A more reliable and much more hassle-free method to search for things in XML documents is XPath, a query language that was explicitely designed for that use case.
To be able to use XPath you need to install the XML Tools plugin, available via Npp’s build-in Plugins Admin. After installing it, navigate to
(menu) Plugins -> XML Tools -> Evaluate XPath expression
. In the dialog box popping up, enter//task[descendant::revst]/@key
into the upper input field. The plugin will generate the result in the lower ListView.You can copy the result to your clipboard by clicking the according button. After pasting it to an empty document, you only have to do some column selection to remove the content of the ListView’s first two columns, which are useless for you but have been copied to the clipboard as well.
-
Hi @guy038,
Thanks much for your help its working fine!!.
Somewhat i didn’t realized that format of task may differ file to file as key attribute position is may change task to task as like below,
<task breaknbr="00" chapnbr="71" chg="U" func="000" key="TASK-710000000800" pgblknbr="301" revdate="19950301" sectnbr="00" seq="800" subjnbr="00">
Key attribute comes at 4th or 5th position or dynamically changed file to file. Due to this above regex cannot find in some of the sgm files.
Can you please help me out on this?
Thanks again.
-
Hi @dinkumoil ,
Thanks for asking!!
Actually we don’t worry about the closing tag as we need to find only opening tag. Also this is a sgm file and closing tag is different “<revend>”.
thanks.
-
Hello @ganesan-govindarajan and All,
Sorry, but I do not understand :-(
If I use, for instance, this text :
<task breaknbr="00" chapnbr="71" chg="U" func="000" key="TASK-710000000800" pgblknbr="301" revdate="19950301" sectnbr="00" seq="800" subjnbr="00"> <title>AAA</title> <para>BBAACC</para> <para><revst>BBAACC</para> </task>
The regex does mark the string
TASK-710000000000
? No difference since previously ! I probably miss some details.BR
guy038
-
Hi @guy038 ,
When i tried to use the regex it is only selected the first line of file. Thats the reason, i thought the issue occurs because of task format.
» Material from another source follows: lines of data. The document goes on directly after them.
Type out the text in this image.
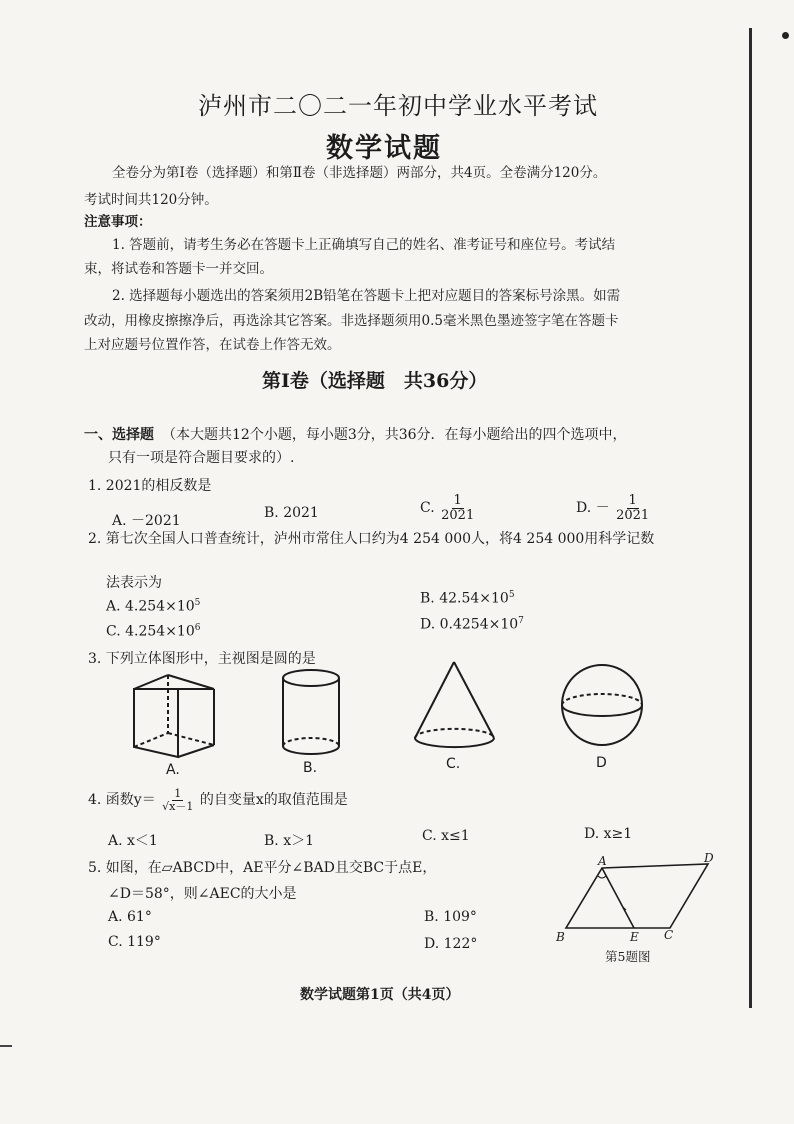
泸州市二〇二一年初中学业水平考试
数学试题
全卷分为第Ⅰ卷（选择题）和第Ⅱ卷（非选择题）两部分，共4页。全卷满分120分。
考试时间共120分钟。
注意事项：
1. 答题前，请考生务必在答题卡上正确填写自己的姓名、准考证号和座位号。考试结
束，将试卷和答题卡一并交回。
2. 选择题每小题选出的答案须用2B铅笔在答题卡上把对应题目的答案标号涂黑。如需
改动，用橡皮擦擦净后，再选涂其它答案。非选择题须用0.5毫米黑色墨迹签字笔在答题卡
上对应题号位置作答，在试卷上作答无效。
第Ⅰ卷（选择题　共36分）
一、选择题 （本大题共12个小题，每小题3分，共36分．在每小题给出的四个选项中，
只有一项是符合题目要求的）.
1. 2021的相反数是
A. －2021	B. 2021	C. $\frac{1}{2021}$	D. － $\frac{1}{2021}$
2. 第七次全国人口普查统计，泸州市常住人口约为4 254 000人，将4 254 000用科学记数
法表示为
A. $4.254\times 10^5$	B. $42.54\times 10^5$
C. $4.254\times 10^6$	D. $0.4254\times 10^7$
3. 下列立体图形中，主视图是圆的是
A.	B.	C.	D
4. 函数$y= \frac{1}{√x-1}$ 的自变量x的取值范围是
A. x＜1	B. x＞1	C. x≤1	D. x≥1
5. 如图，在▱ABCD中，AE平分∠BAD且交BC于点E，
∠D＝58°，则∠AEC的大小是
A. 61°	B. 109°
C. 119°	D. 122°
A	D
B	E C
第5题图
数学试题第1页（共4页）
I don’t know why it is selected only first line of file.
-
Hi @guy038 ,
Do we need to main the same format of text as per above example underneath the “task”? because lot of contents and tags find my new file after the task element.
-
Hi, @ganesan-govindarajan and All,
I’ll try to briefly explain how this regex works and you should be able to verify if it meets your needs !
So, the regex
(?-si)^\h*<task .+"\KTASK.+?(?=(?s:"((?!</task>).)+?)<revst>)
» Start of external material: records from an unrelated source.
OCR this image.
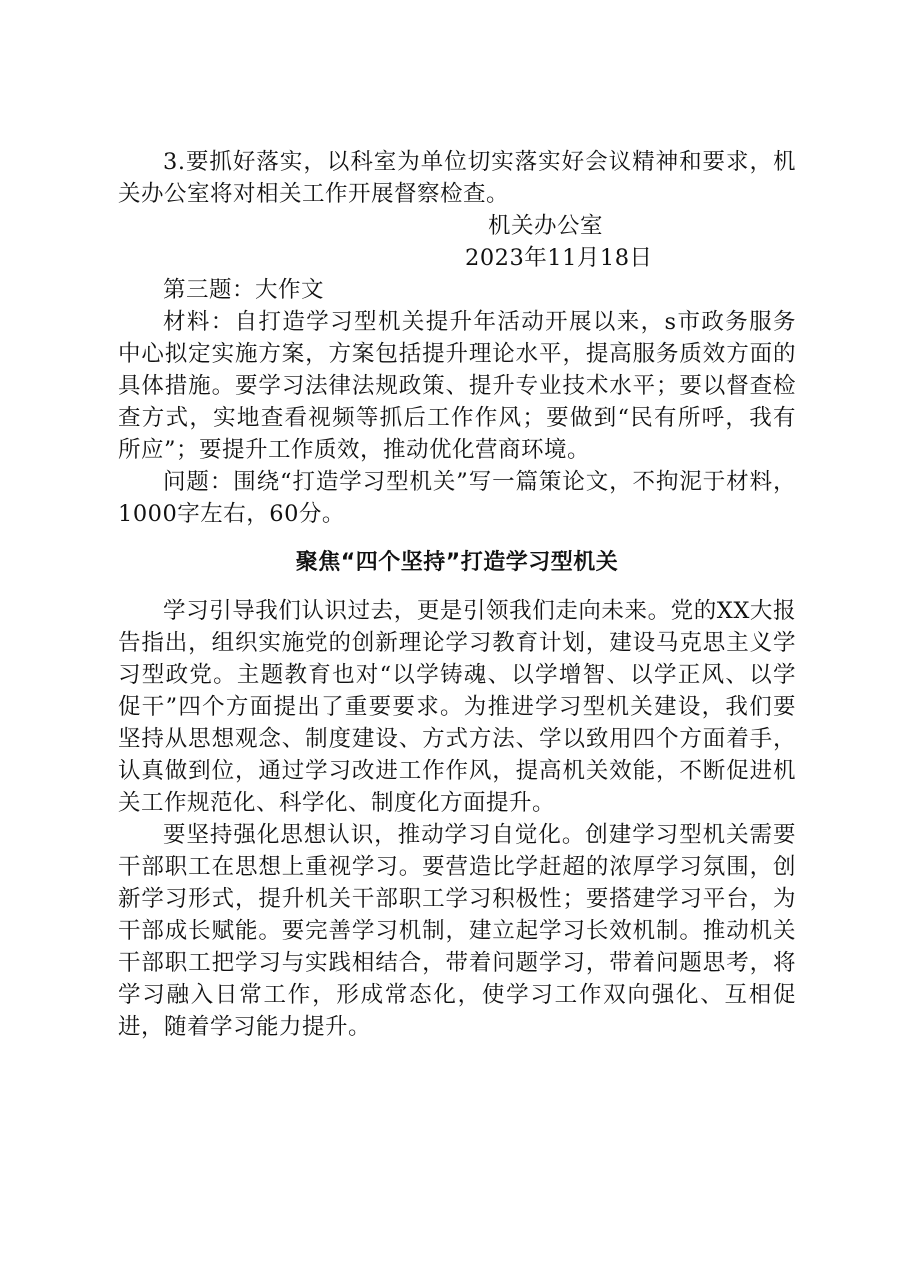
3.要抓好落实，以科室为单位切实落实好会议精神和要求，机关办公室将对相关工作开展督察检查。

机关办公室

2023年11月18日

第三题：大作文

材料：自打造学习型机关提升年活动开展以来，s市政务服务中心拟定实施方案，方案包括提升理论水平，提高服务质效方面的具体措施。要学习法律法规政策、提升专业技术水平；要以督查检查方式，实地查看视频等抓后工作作风；要做到“民有所呼，我有所应”；要提升工作质效，推动优化营商环境。

问题：围绕“打造学习型机关”写一篇策论文，不拘泥于材料，1000字左右，60分。

聚焦“四个坚持”打造学习型机关

学习引导我们认识过去，更是引领我们走向未来。党的XX大报告指出，组织实施党的创新理论学习教育计划，建设马克思主义学习型政党。主题教育也对“以学铸魂、以学增智、以学正风、以学促干”四个方面提出了重要要求。为推进学习型机关建设，我们要坚持从思想观念、制度建设、方式方法、学以致用四个方面着手，认真做到位，通过学习改进工作作风，提高机关效能，不断促进机关工作规范化、科学化、制度化方面提升。

要坚持强化思想认识，推动学习自觉化。创建学习型机关需要干部职工在思想上重视学习。要营造比学赶超的浓厚学习氛围，创新学习形式，提升机关干部职工学习积极性；要搭建学习平台，为干部成长赋能。要完善学习机制，建立起学习长效机制。推动机关干部职工把学习与实践相结合，带着问题学习，带着问题思考，将学习融入日常工作，形成常态化，使学习工作双向强化、互相促进，随着学习能力提升。
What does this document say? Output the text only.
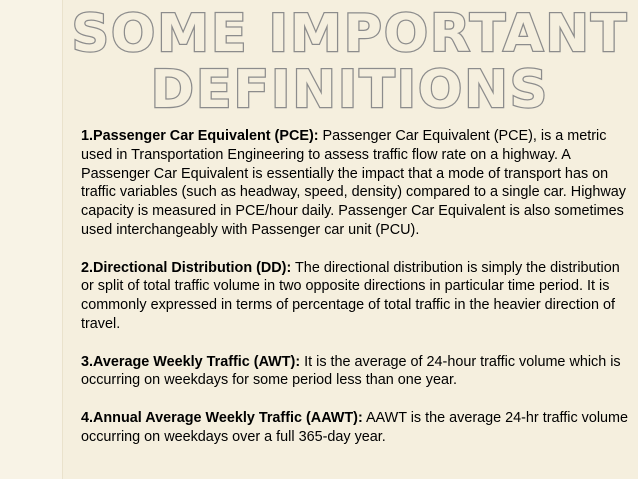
SOME IMPORTANT
DEFINITIONS

1.Passenger Car Equivalent (PCE): Passenger Car Equivalent (PCE), is a metric used in Transportation Engineering to assess traffic flow rate on a highway. A Passenger Car Equivalent is essentially the impact that a mode of transport has on traffic variables (such as headway, speed, density) compared to a single car. Highway capacity is measured in PCE/hour daily. Passenger Car Equivalent is also sometimes used interchangeably with Passenger car unit (PCU).

2.Directional Distribution (DD): The directional distribution is simply the distribution or split of total traffic volume in two opposite directions in particular time period. It is commonly expressed in terms of percentage of total traffic in the heavier direction of travel.

3.Average Weekly Traffic (AWT): It is the average of 24-hour traffic volume which is occurring on weekdays for some period less than one year.

4.Annual Average Weekly Traffic (AAWT): AAWT is the average 24-hr traffic volume occurring on weekdays over a full 365-day year.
, used with the Mark dialog, means :-
From the beginning of a line, it first finds optional leading blank characters, followed with the string
<task
, in lower case, followed with aspace
char, followed by anything till a double quote ( The one right before the stringTASK
! ) -
Then the
\K
regex syntax resets the present search. Thus, it just looks for the stringTASK
, in upper case, followed with any non-null range of chars, till the nearestdouble quote
char ( The one right after the stringTASK-xxxxxxxxxx
) -
But ONLY IF two additional conditions exist :
-
It must be followed, further on, with a
<revst>
tag, first -
Then, it must be followed, further on, with the ending tag
</task>
-
This implies that, IF the
</task>
string is found before a<revst>
tag, the regex will not match ! )
Globally, it can find any
TASKxx....xxx
string, if it is followed, downwards, with a<revst
tag then, downwards, with an ending</task>
tag ! So :-
You may have many lines, or none, between the line
<task.........>
and the<revst>
tag -
You may have many lines, or none, after the
<revst>
tag till the ending tag</task>
For instance, even the short line, below :
<task key="TASK:AB12345"><para><revst>BBAACC</para></task>
Or this minimum one :
<task key="TASK:AB12345"><revst></task>
would mark the string
TASK:AB12345
!
Of course, I assume that :
-
The part
<task ................>
begins a line, after possible blank characters, only -
The part
key="TASKxxxxx"
is located on a single line
If other cases may occur, just tell me !
Best Regards,
guy038
-
-
Hi @guy038 ,
Your explanation is so well!! thanks much for that!!
This implies that, IF the </task> string is found before a <revst> tag, the regex will not match ! )
Yes <revst> tag may appear before or after the <task—></task> element inside of file as other elements are also have the same <revst> tags. Is this the reason this regex is not supported?
-
Hi @guy038
May be my tasks starts and ends with as below,
-
Actually, if a
<revst>
tag is found outside a<task.....>........</task>
section OR if<task ........>........</task>
sections do not contain, at least, one<revst>
tag, like below :... <task .......> .... .... .... </task> ... ... ...<revst>... ... ... <task .......> .... .... .... </task> ...
The regex will not match anything ! I suppose that this behavior is the one which is expected !?
Now, I need additional text to get a general idea of what you need. Could you provide a real complete example, as a text, in reverse video ?
Could you indicate the zones to mark and the different mandatory conditions to respect ?
Thanks,
BR
guy038
-
Hi @guy038 ,
I really sorry for the late response.
I am just trying to share the real time data sample here to understand clearly.
<em ..............> ....................... <task breaknbr="00" chapnbr="71" chg="U" func="200" key="TASK-712101200000" pgblknbr="801" revdate="20191115" sectnbr="21" seq="000" subjnbr="01"> <effect effrg="710/ALL" efftext="710/ALL"></effect> <title>sample text</title> <subtask breaknbr="00" chapnbr="71" chg="U" func="200" key="TASK-712101200000" pgblknbr="801" revdate="20191115" sectnbr="21" seq="000" subjnbr="01"> <title>sample text</title> <para><revst>sample para<revend></para>..... </subtask> </task> <task breaknbr="00" chapnbr="71" chg="U" func="200" key="TASK-712101200001" pgblknbr="801" revdate="20191115" sectnbr="21" seq="000" subjnbr="01"> <effect effrg="710/ALL" efftext="710/ALL"></effect> <title>sample text</title> <subtask breaknbr="00" chapnbr="71" chg="U" func="200" key="TASK-712101200003" pgblknbr="801" revdate="20191115" sectnbr="21" seq="000" subjnbr="01"> <title>sample text</title> <para>sample para</para>..... </subtask> </task> . . . . . . . . </em>
As per the above example, the xml file may contain one or more task continuously. Since, I need to find <revst> in between the <task>…</task> and to get respective task “key” value. If any task does not contain <revst> tag we dont need that task’s key value.
In the above example, the expected output is: TASK-712101200000 as <revst> found in the first task.
Your previous regex works correctly but that works only for the fist instance of task and not finding rest of the instances.
I hope you understand . Kindly let me know if any data required.
Thanks for your patience!
Ganesan G